Donald Trump's trans military ban is going beyond just affecting servicemembers where they work, it's disrupting their plans for higher education too.

Map Pesqueira is a trans student who is currently a freshman at the University of Texas in Austin (UT) and says he lost his scholarship when the ban went into effect last Friday. 

He was going to school using a three-year scholarship awarded to him by the Reserve Officers’ Training Corps. 

Since the ban the scholarship has been revoked by US Department of Defence so Pesqueira had to create a GoFundMe page in order to continue his pursuit of a degree in the entertainment arts.

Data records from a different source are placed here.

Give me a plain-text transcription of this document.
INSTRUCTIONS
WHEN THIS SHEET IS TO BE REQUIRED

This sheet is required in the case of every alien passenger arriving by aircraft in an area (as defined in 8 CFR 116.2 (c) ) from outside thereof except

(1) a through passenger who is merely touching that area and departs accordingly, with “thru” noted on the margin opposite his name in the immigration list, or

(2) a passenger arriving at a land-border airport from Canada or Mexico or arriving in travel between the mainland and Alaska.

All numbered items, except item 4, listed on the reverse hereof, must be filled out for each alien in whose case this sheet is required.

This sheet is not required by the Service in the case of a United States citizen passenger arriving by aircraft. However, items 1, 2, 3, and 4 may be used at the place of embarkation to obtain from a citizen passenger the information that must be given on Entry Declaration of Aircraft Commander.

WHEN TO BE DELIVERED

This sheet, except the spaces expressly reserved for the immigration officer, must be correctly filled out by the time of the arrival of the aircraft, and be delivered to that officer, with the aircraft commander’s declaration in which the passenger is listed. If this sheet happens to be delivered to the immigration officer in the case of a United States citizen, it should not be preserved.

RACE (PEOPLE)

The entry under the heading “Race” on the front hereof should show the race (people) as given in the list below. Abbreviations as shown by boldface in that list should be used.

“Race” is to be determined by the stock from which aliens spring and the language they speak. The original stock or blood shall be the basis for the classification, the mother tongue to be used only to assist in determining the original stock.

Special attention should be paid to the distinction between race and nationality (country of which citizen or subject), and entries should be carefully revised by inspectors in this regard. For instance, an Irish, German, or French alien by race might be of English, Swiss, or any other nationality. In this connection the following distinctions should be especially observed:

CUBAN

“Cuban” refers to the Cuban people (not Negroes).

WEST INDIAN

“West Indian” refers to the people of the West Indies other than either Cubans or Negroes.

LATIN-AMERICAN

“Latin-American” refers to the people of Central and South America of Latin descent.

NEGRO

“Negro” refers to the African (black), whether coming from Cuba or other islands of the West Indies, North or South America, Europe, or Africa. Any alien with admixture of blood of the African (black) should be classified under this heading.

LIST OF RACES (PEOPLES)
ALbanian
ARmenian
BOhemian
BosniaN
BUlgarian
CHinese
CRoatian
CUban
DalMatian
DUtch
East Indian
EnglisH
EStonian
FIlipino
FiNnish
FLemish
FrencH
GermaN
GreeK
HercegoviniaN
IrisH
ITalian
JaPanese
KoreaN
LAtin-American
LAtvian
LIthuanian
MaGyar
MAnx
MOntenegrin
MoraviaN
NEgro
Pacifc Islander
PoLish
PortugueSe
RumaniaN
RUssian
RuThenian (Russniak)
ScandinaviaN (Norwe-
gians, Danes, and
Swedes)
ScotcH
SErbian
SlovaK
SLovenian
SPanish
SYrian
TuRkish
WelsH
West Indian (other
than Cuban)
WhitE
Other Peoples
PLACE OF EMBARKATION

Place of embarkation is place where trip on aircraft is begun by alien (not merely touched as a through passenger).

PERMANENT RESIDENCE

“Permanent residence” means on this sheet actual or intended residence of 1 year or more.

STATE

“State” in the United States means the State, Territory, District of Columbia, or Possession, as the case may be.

The ban affected those who weren't able to be "grandfathered" in under the Obama non-discrimination policy. Matthew O’Neill, UT’s Army ROTC department chair and Pesqueira’s military science professor tried to get him exempt from the edict, but it was ineffective. 

“Since I’ve already had top surgery, hormone replacement therapy, gender marker and [a] name change, I can’t go in under this policy,” Pesqueira said. “I’d automatically be discriminated. I really do see [the policy] as a waste of resources, money, time and personnel. It’s made figuring out my future education so much harder.”

Pesqueira says he's always had big dreams to serve his country,

"While growing up in a military city," he says on his fundraising page, "my dad often took me to the Fort Sam Houston Army Base for public events and I was always captivated by the uniforms the servicepeople wore, knowing that they belonged to an elite team rooted in pride and unity that protects our country. That was my inspiration for wanting to be a part of the military; that it wasn't about the individual, it's about being involved in something incredibly larger than myself."

The GoFundMe has already accrued $845 of the $20,000 goal. That money will be spent to carry him through his sophomore year. 

“My life has definitely taken a negative turn because of this,” Pesqueira said. “I’m trying to put it back on a clear track, but that may or may not happen. As much as it is a headline, … almost every aspect of (people’s) lives can be affected by this (policy).”

 He hopes that he can outlast the ban which is set to expire in 2020.